Something about May 23 being the big day for interference,
It's not possible to move a sat to the north or south edge of it's box.
It _IS_ possible to put it into an inclined orbit so it moves to the north and then to the south once each day. I think that I suggested this as a possibility many messages ago. This COULD possibly keep the sats separated a bit if they time the inclination so that when G15 was north, AMC-11 would be south, and visa-versa, and they'd only be close when crossing from north to south, and even that might not be real close, as inclined sats generally also drift east and west during a day's orbit, so they might be able to time that as well.
However right now, G15's inclination is only about 0.135 degrees, so they might be able to keep them separated by a few tenths of a degree. That may be enough for uplinks with BIG dishes, but I'm not sure.
Relative to the "G 15 has the opposite polarity configuration of AMC-11. This should minimise the interference" thing, yes, they are opposite polarity, however that doesn't help much with respect to minimizing interferrence. Basically both sats will be repeating signals on all frequencies except narrow bands between the various transponders. Ie for example, AMC-11 is vertical on odd transponders, and G15 is horizontal on odd transponders, but G15 will retransmit everything except in a narrow, perhaps 4 MHz band right at the boundaries, like on AMC11 4080 and 4120 are V, but those freqs are H on G15, however on G15, the 4100 vertical transponder will cover everywhere from about 4082 to 4118, and will retransmit the 4092 signal completely, and will retransmit the sidebands of the 4120 signal. Also, the 4160V transponder will retransmit most of the 4075V signal. Ie the opposite polarities may help minimize interferrence for signals that are exactly in the middle of their transponders, like the 4120 signal, but it won't help at all for most narrow band signals like the 4092 signal.

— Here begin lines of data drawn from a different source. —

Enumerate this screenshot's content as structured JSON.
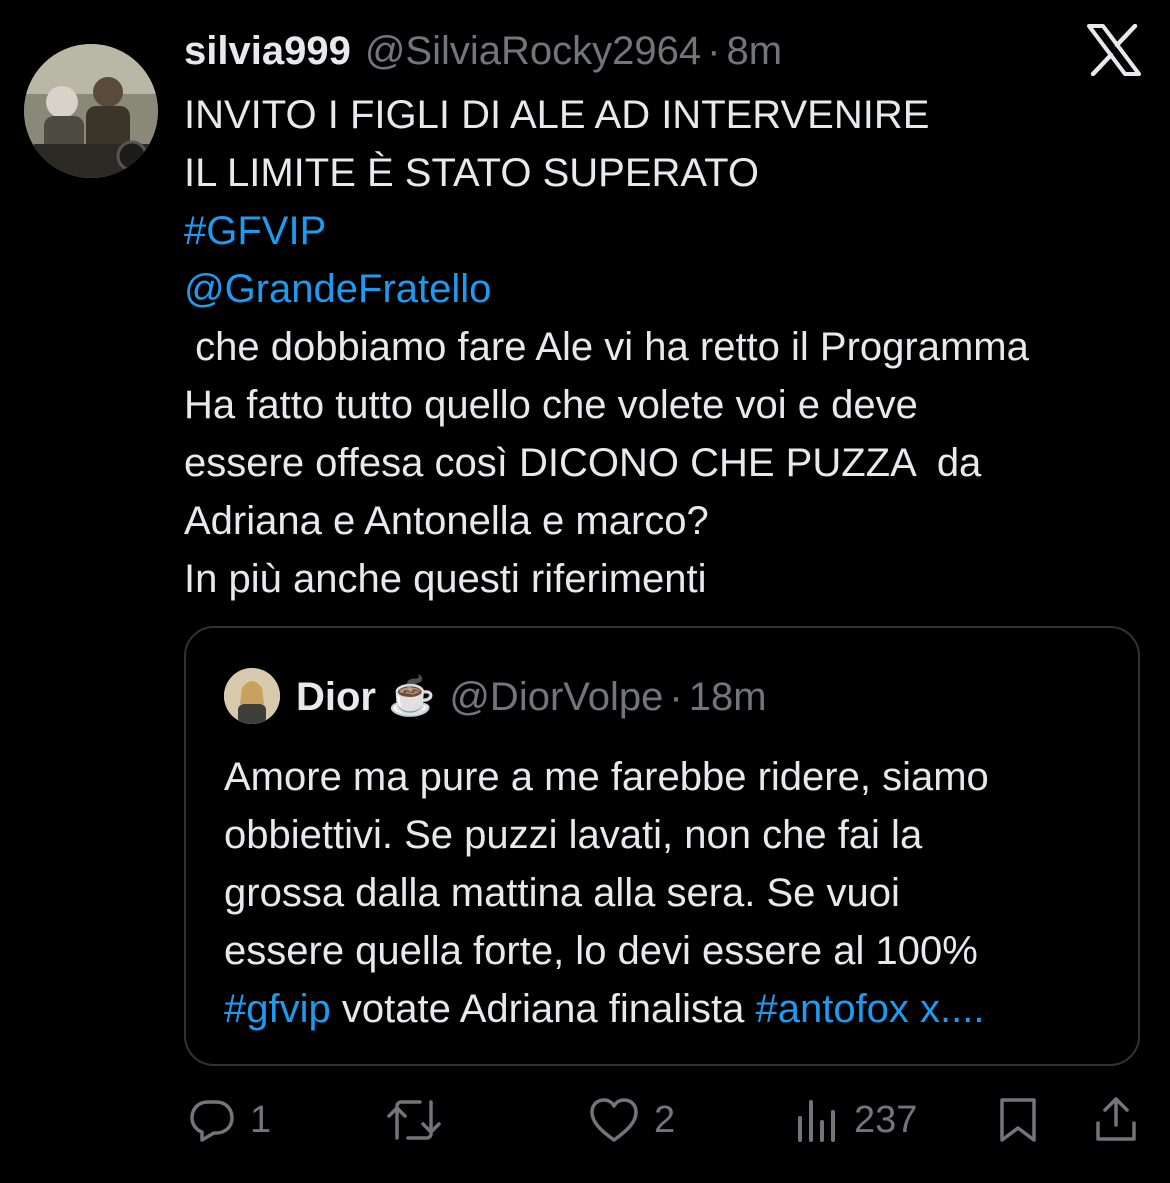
{
  "tweet": {
    "display_name": "silvia999",
    "handle": "@SilviaRocky2964",
    "separator": "·",
    "time": "8m",
    "lines": [
      {
        "text": "INVITO I FIGLI DI ALE AD INTERVENIRE",
        "link": false
      },
      {
        "text": "IL LIMITE È STATO SUPERATO",
        "link": false
      },
      {
        "text": "#GFVIP",
        "link": true
      },
      {
        "text": "@GrandeFratello",
        "link": true
      },
      {
        "text": " che dobbiamo fare Ale vi ha retto il Programma",
        "link": false
      },
      {
        "text": "Ha fatto tutto quello che volete voi e deve",
        "link": false
      },
      {
        "text": "essere offesa così DICONO CHE PUZZA  da",
        "link": false
      },
      {
        "text": "Adriana e Antonella e marco?",
        "link": false
      },
      {
        "text": "In più anche questi riferimenti",
        "link": false
      }
    ]
  },
  "quote": {
    "display_name": "Dior",
    "emoji": "☕️",
    "handle": "@DiorVolpe",
    "separator": "·",
    "time": "18m",
    "lines": [
      "Amore ma pure a me farebbe ridere, siamo",
      "obbiettivi. Se puzzi lavati, non che fai la",
      "grossa dalla mattina alla sera. Se vuoi",
      "essere quella forte, lo devi essere al 100%"
    ],
    "last_line": {
      "tag1": "#gfvip",
      "mid": " votate Adriana finalista ",
      "tag2": "#antofox x...."
    }
  },
  "actions": {
    "replies": "1",
    "retweets": "",
    "likes": "2",
    "views": "237"
  },
  "colors": {
    "background": "#000000",
    "text": "#e7e9ea",
    "muted": "#71767b",
    "link": "#1d9bf0",
    "border": "#2f3336"
  }
}
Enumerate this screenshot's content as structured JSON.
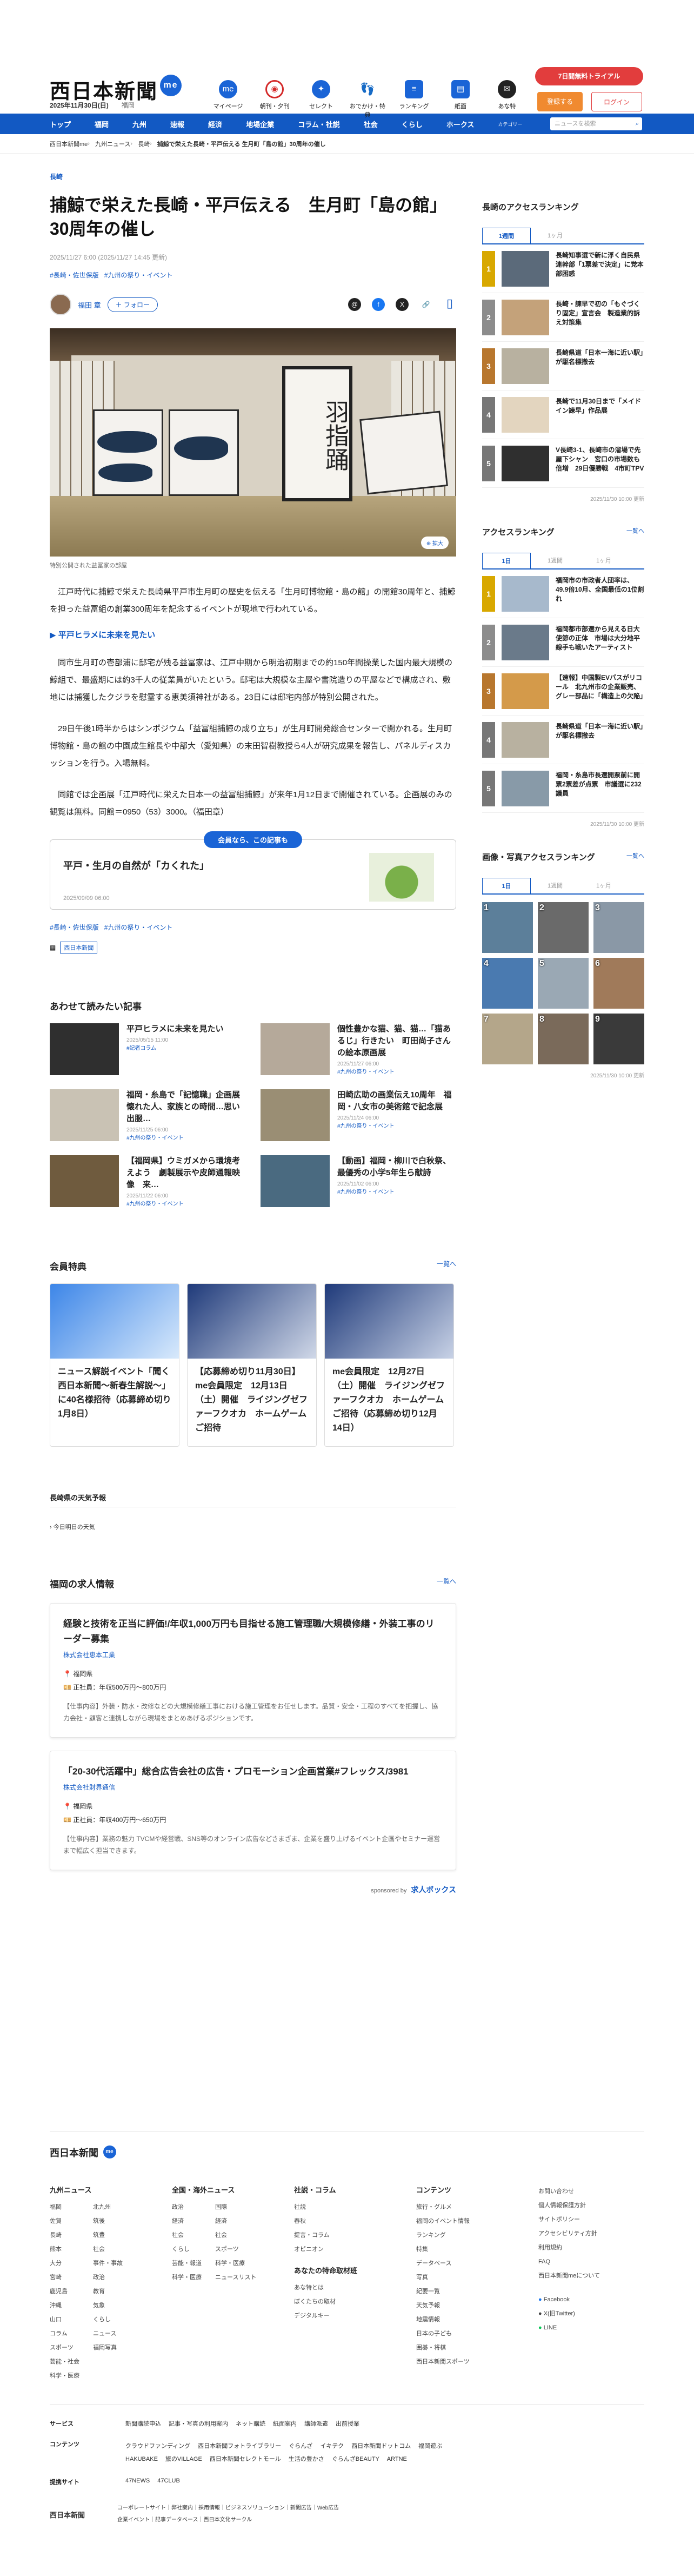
{
  "header": {
    "logo": "西日本新聞",
    "logo_me": "me",
    "date": "2025年11月30日(日)",
    "region": "福岡",
    "icons": [
      {
        "label": "マイページ",
        "icon": "me-icon"
      },
      {
        "label": "朝刊・夕刊",
        "icon": "paper-icon"
      },
      {
        "label": "セレクト",
        "icon": "select-icon"
      },
      {
        "label": "おでかけ・特典",
        "icon": "ticket-icon"
      },
      {
        "label": "ランキング",
        "icon": "ranking-icon"
      },
      {
        "label": "紙面",
        "icon": "page-icon"
      },
      {
        "label": "あな特",
        "icon": "chat-icon"
      }
    ],
    "trial": "7日間無料トライアル",
    "register": "登録する",
    "login": "ログイン"
  },
  "nav": {
    "items": [
      "トップ",
      "福岡",
      "九州",
      "速報",
      "経済",
      "地場企業",
      "コラム・社説",
      "社会",
      "くらし",
      "ホークス"
    ],
    "category_label": "カテゴリー",
    "search_placeholder": "ニュースを検索"
  },
  "breadcrumb": [
    "西日本新聞me",
    "九州ニュース",
    "長崎",
    "捕鯨で栄えた長崎・平戸伝える 生月町「島の館」30周年の催し"
  ],
  "article": {
    "category": "長崎",
    "title": "捕鯨で栄えた長崎・平戸伝える　生月町「島の館」30周年の催し",
    "timestamp": "2025/11/27 6:00 (2025/11/27 14:45 更新)",
    "tags": [
      "#長崎・佐世保版",
      "#九州の祭り・イベント"
    ],
    "author": "福田 章",
    "follow": "フォロー",
    "photo_calligraphy": "羽指踊",
    "zoom": "拡大",
    "caption": "特別公開された益冨家の部屋",
    "paragraphs": [
      "江戸時代に捕鯨で栄えた長崎県平戸市生月町の歴史を伝える「生月町博物館・島の館」の開館30周年と、捕鯨を担った益冨組の創業300周年を記念するイベントが現地で行われている。",
      "同市生月町の壱部浦に邸宅が残る益冨家は、江戸中期から明治初期までの約150年間操業した国内最大規模の鯨組で、最盛期には約3千人の従業員がいたという。邸宅は大規模な主屋や書院造りの平屋などで構成され、敷地には捕獲したクジラを慰霊する恵美須神社がある。23日には邸宅内部が特別公開された。",
      "29日午後1時半からはシンポジウム「益冨組捕鯨の成り立ち」が生月町開発総合センターで開かれる。生月町博物館・島の館の中園成生館長や中部大（愛知県）の末田智樹教授ら4人が研究成果を報告し、パネルディスカッションを行う。入場無料。",
      "同館では企画展「江戸時代に栄えた日本一の益冨組捕鯨」が来年1月12日まで開催されている。企画展のみの観覧は無料。同館＝0950（53）3000。（福田章）"
    ],
    "link": "平戸ヒラメに未来を見たい",
    "member_badge": "会員なら、この記事も",
    "member_title": "平戸・生月の自然が「カくれた」",
    "member_date": "2025/09/09 06:00",
    "tags_bottom": [
      "#長崎・佐世保版",
      "#九州の祭り・イベント"
    ],
    "publisher": "西日本新聞"
  },
  "related": {
    "heading": "あわせて読みたい記事",
    "items": [
      {
        "title": "平戸ヒラメに未来を見たい",
        "meta": "2025/05/15 11:00",
        "tag": "#記者コラム"
      },
      {
        "title": "個性豊かな猫、猫、猫…「猫あるじ」行きたい　町田尚子さんの絵本原画展",
        "meta": "2025/11/27 06:00",
        "tag": "#九州の祭り・イベント"
      },
      {
        "title": "福岡・糸島で「記憶職」企画展　懐れた人、家族との時間…思い出服…",
        "meta": "2025/11/25 06:00",
        "tag": "#九州の祭り・イベント"
      },
      {
        "title": "田崎広助の画業伝え10周年　福岡・八女市の美術館で記念展",
        "meta": "2025/11/24 06:00",
        "tag": "#九州の祭り・イベント"
      },
      {
        "title": "【福岡県】ウミガメから環境考えよう　劇製展示や皮師通報映像　来…",
        "meta": "2025/11/22 06:00",
        "tag": "#九州の祭り・イベント"
      },
      {
        "title": "【動画】福岡・柳川で白秋祭、最優秀の小学5年生ら献詩",
        "meta": "2025/11/02 06:00",
        "tag": "#九州の祭り・イベント"
      }
    ]
  },
  "benefits": {
    "heading": "会員特典",
    "more": "一覧へ",
    "items": [
      {
        "title": "ニュース解説イベント「聞く西日本新聞〜新春生解説〜」に40名様招待（応募締め切り1月8日）"
      },
      {
        "title": "【応募締め切り11月30日】me会員限定　12月13日（土）開催　ライジングゼファーフクオカ　ホームゲームご招待"
      },
      {
        "title": "me会員限定　12月27日（土）開催　ライジングゼファーフクオカ　ホームゲームご招待（応募締め切り12月14日）"
      }
    ]
  },
  "weather": {
    "heading": "長崎県の天気予報",
    "today": "今日明日の天気"
  },
  "jobs": {
    "heading": "福岡の求人情報",
    "more": "一覧へ",
    "items": [
      {
        "title": "経験と技術を正当に評価!/年収1,000万円も目指せる施工管理職/大規模修繕・外装工事のリーダー募集",
        "company": "株式会社恵本工業",
        "location": "福岡県",
        "salary": "正社員：年収500万円〜800万円",
        "desc": "【仕事内容】外装・防水・改修などの大規模修繕工事における施工管理をお任せします。品質・安全・工程のすべてを把握し、協力会社・顧客と連携しながら現場をまとめあげるポジションです。"
      },
      {
        "title": "「20-30代活躍中」総合広告会社の広告・プロモーション企画営業#フレックス/3981",
        "company": "株式会社財界通信",
        "location": "福岡県",
        "salary": "正社員：年収400万円〜650万円",
        "desc": "【仕事内容】業務の魅力 TVCMや経営戦、SNS等のオンライン広告などさまざま、企業を盛り上げるイベント企画やセミナー運営まで幅広く担当できます。"
      }
    ],
    "sponsor": "sponsored by",
    "sponsor_name": "求人ボックス"
  },
  "sidebar": {
    "ranking_nagasaki": {
      "heading": "長崎のアクセスランキング",
      "tabs": [
        "1週間",
        "1ヶ月"
      ],
      "items": [
        "長崎知事選で新に浮く自民県連幹部「1票差で決定」に党本部困惑",
        "長崎・諫早で初の「もぐづくり固定」宣言会　製造業的訴え対策集",
        "長崎県道「日本一海に近い駅」が駆名標撤去",
        "長崎で11月30日まで「メイドイン諫早」作品展",
        "V長崎3-1、長崎市の溜場で先屋下シャン　宮口の市場数も倍増　29日優勝戦　4市町TPV"
      ],
      "updated": "2025/11/30 10:00 更新"
    },
    "ranking_all": {
      "heading": "アクセスランキング",
      "more": "一覧へ",
      "tabs": [
        "1日",
        "1週間",
        "1ヶ月"
      ],
      "items": [
        "福岡市の市政者人団率は、49.9倍10月、全国最低の1位割れ",
        "福岡都市部選から見える日大使節の正体　市場は大分地平線手も戦いたアーティスト",
        "【速報】中国製EVバスがリコール　北九州市の企業販売、グレー部品に「構造上の欠陥」",
        "長崎県道「日本一海に近い駅」が駆名標撤去",
        "福岡・糸島市長選開票前に開票2票差が点票　市議選に232議員"
      ],
      "updated": "2025/11/30 10:00 更新"
    },
    "photos": {
      "heading": "画像・写真アクセスランキング",
      "more": "一覧へ",
      "tabs": [
        "1日",
        "1週間",
        "1ヶ月"
      ],
      "items": [
        "1",
        "2",
        "3",
        "4",
        "5",
        "6",
        "7",
        "8",
        "9"
      ],
      "updated": "2025/11/30 10:00 更新"
    }
  },
  "footer": {
    "logo": "西日本新聞",
    "logo_me": "me",
    "columns": [
      {
        "title": "九州ニュース",
        "items": [
          "福岡",
          "佐賀",
          "長崎",
          "熊本",
          "大分",
          "宮崎",
          "鹿児島",
          "沖縄",
          "山口",
          "コラム",
          "スポーツ",
          "芸能・社会",
          "科学・医療"
        ],
        "items2": [
          "北九州",
          "筑後",
          "筑豊",
          "社会",
          "事件・事故",
          "政治",
          "教育",
          "気象",
          "くらし",
          "ニュース",
          "福岡写真"
        ]
      },
      {
        "title": "全国・海外ニュース",
        "items": [
          "政治",
          "経済",
          "社会",
          "くらし",
          "芸能・報道",
          "科学・医療"
        ],
        "items2": [
          "国際",
          "経済",
          "社会",
          "スポーツ",
          "科学・医療",
          "ニュースリスト"
        ]
      },
      {
        "title": "社説・コラム",
        "items": [
          "社説",
          "春秋",
          "提言・コラム",
          "オピニオン"
        ],
        "title2": "あなたの特命取材班",
        "items3": [
          "あな特とは",
          "ぼくたちの取材",
          "デジタルキー"
        ]
      },
      {
        "title": "コンテンツ",
        "items": [
          "旅行・グルメ",
          "福岡のイベント情報",
          "ランキング",
          "特集",
          "データベース",
          "写真",
          "紀要一覧",
          "天気予報",
          "地震情報",
          "日本の子ども",
          "囲碁・将棋",
          "西日本新聞スポーツ"
        ]
      },
      {
        "title": "",
        "items": [
          "お問い合わせ",
          "個人情報保護方針",
          "サイトポリシー",
          "アクセシビリティ方針",
          "利用規約",
          "FAQ",
          "西日本新聞meについて"
        ],
        "social": [
          "Facebook",
          "X(旧Twitter)",
          "LINE"
        ]
      }
    ],
    "rows": [
      {
        "label": "サービス",
        "items": [
          "新聞購読申込",
          "記事・写真の利用案内",
          "ネット購読",
          "紙面案内",
          "講師派遣",
          "出前授業"
        ]
      },
      {
        "label": "コンテンツ",
        "items": [
          "クラウドファンディング",
          "西日本新聞フォトライブラリー",
          "ぐらんざ",
          "イキテク",
          "西日本新聞ドットコム",
          "福岡遊ぶ",
          "HAKUBAKE",
          "旅のVILLAGE",
          "西日本新聞セレクトモール",
          "生活の豊かさ",
          "ぐらんざBEAUTY",
          "ARTNE"
        ]
      },
      {
        "label": "提携サイト",
        "items": [
          "47NEWS",
          "47CLUB"
        ]
      }
    ],
    "copy_logo": "西日本新聞",
    "copy_links": [
      "コーポレートサイト",
      "弊社案内",
      "採用情報",
      "ビジネスソリューション",
      "新聞広告",
      "Web広告",
      "企業イベント",
      "記事データベース",
      "西日本文化サークル"
    ]
  }
}
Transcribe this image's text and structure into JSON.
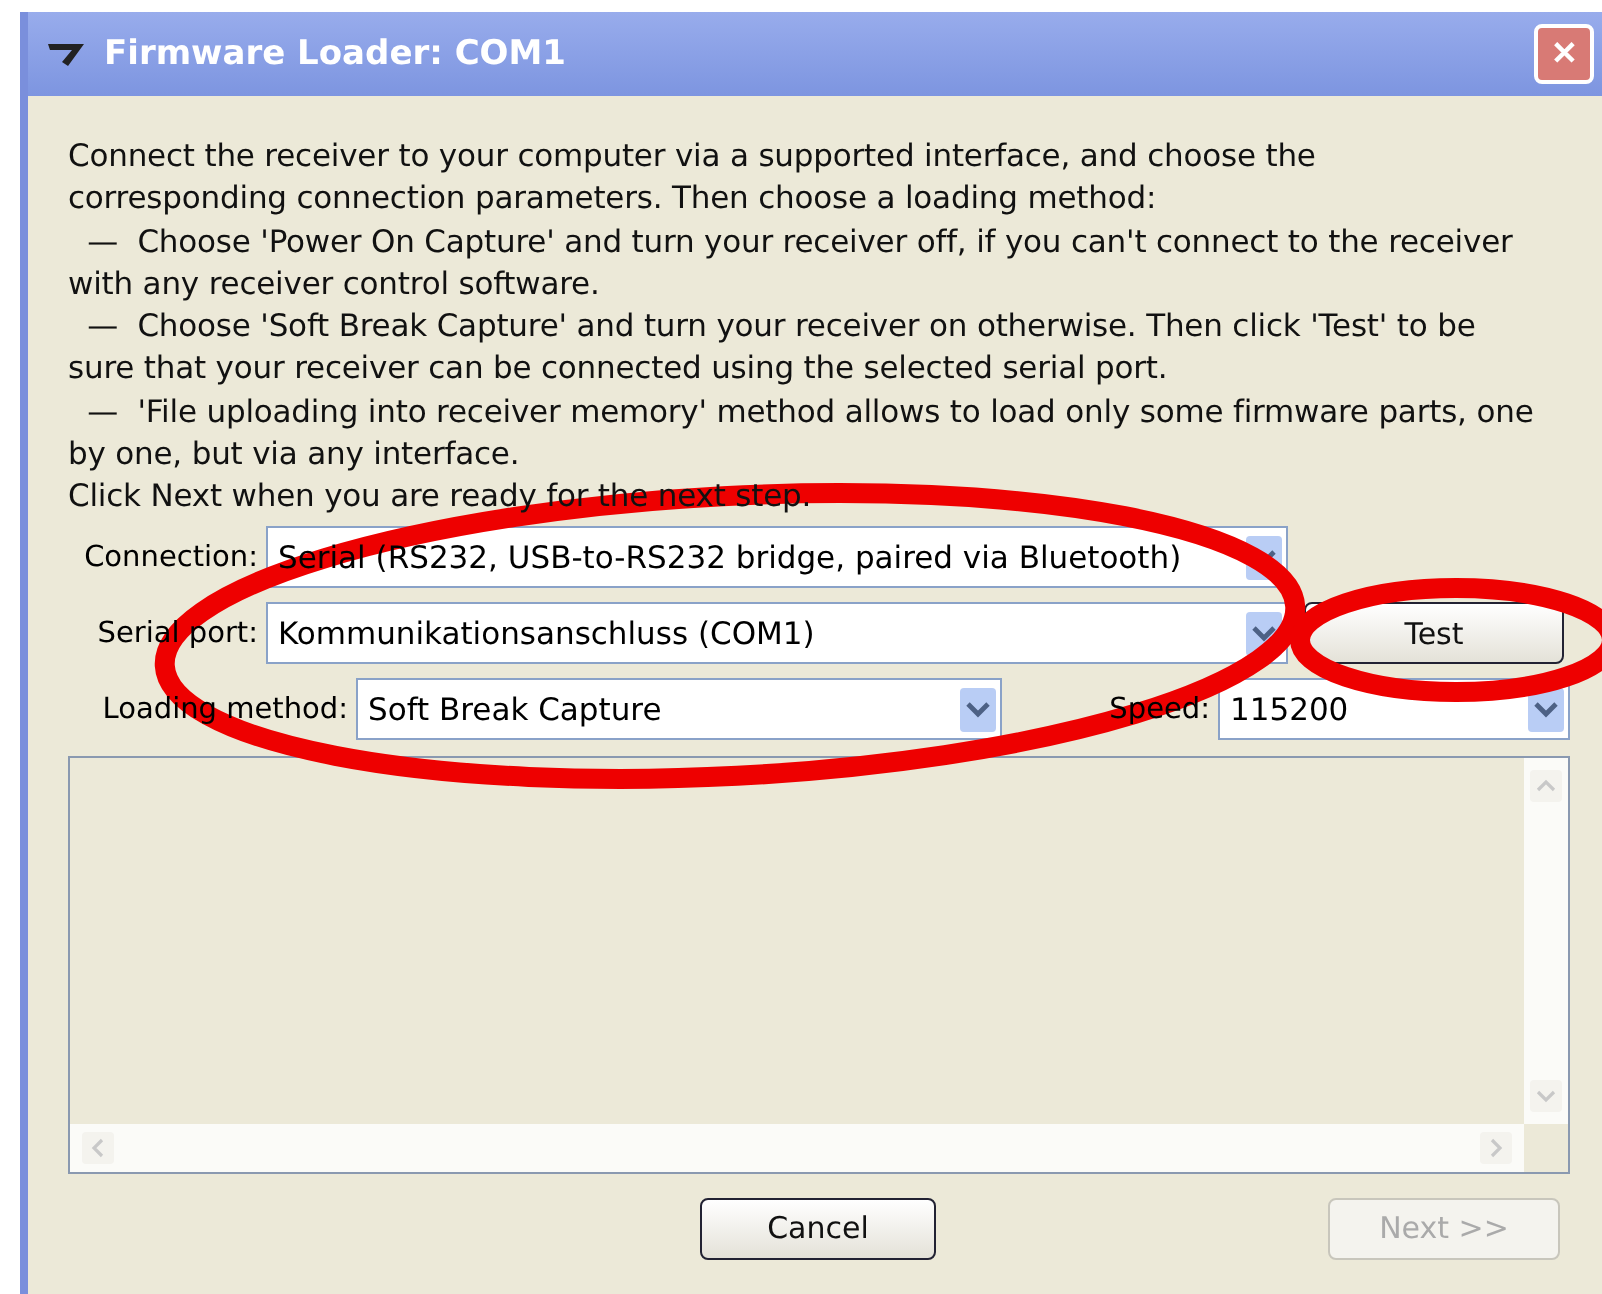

Since AMC11 is mostly populated by wide band signals centered on the respective transponders, it is probably won't be quite as bad for those as it would be for randomly positioned narrow band signals. There are probably dozens of narrow band signals on the sat that aren't video channels listed in Lyngsat, and they WILL be affected, and those channels are also probably uplinked from facilities that don't have huge dishes able to have sufficient resolution to avoid hitting G15.
Anyway, this will be very interesting. I just wish the trees had taken a bit longer to start leafing out so that I could watch.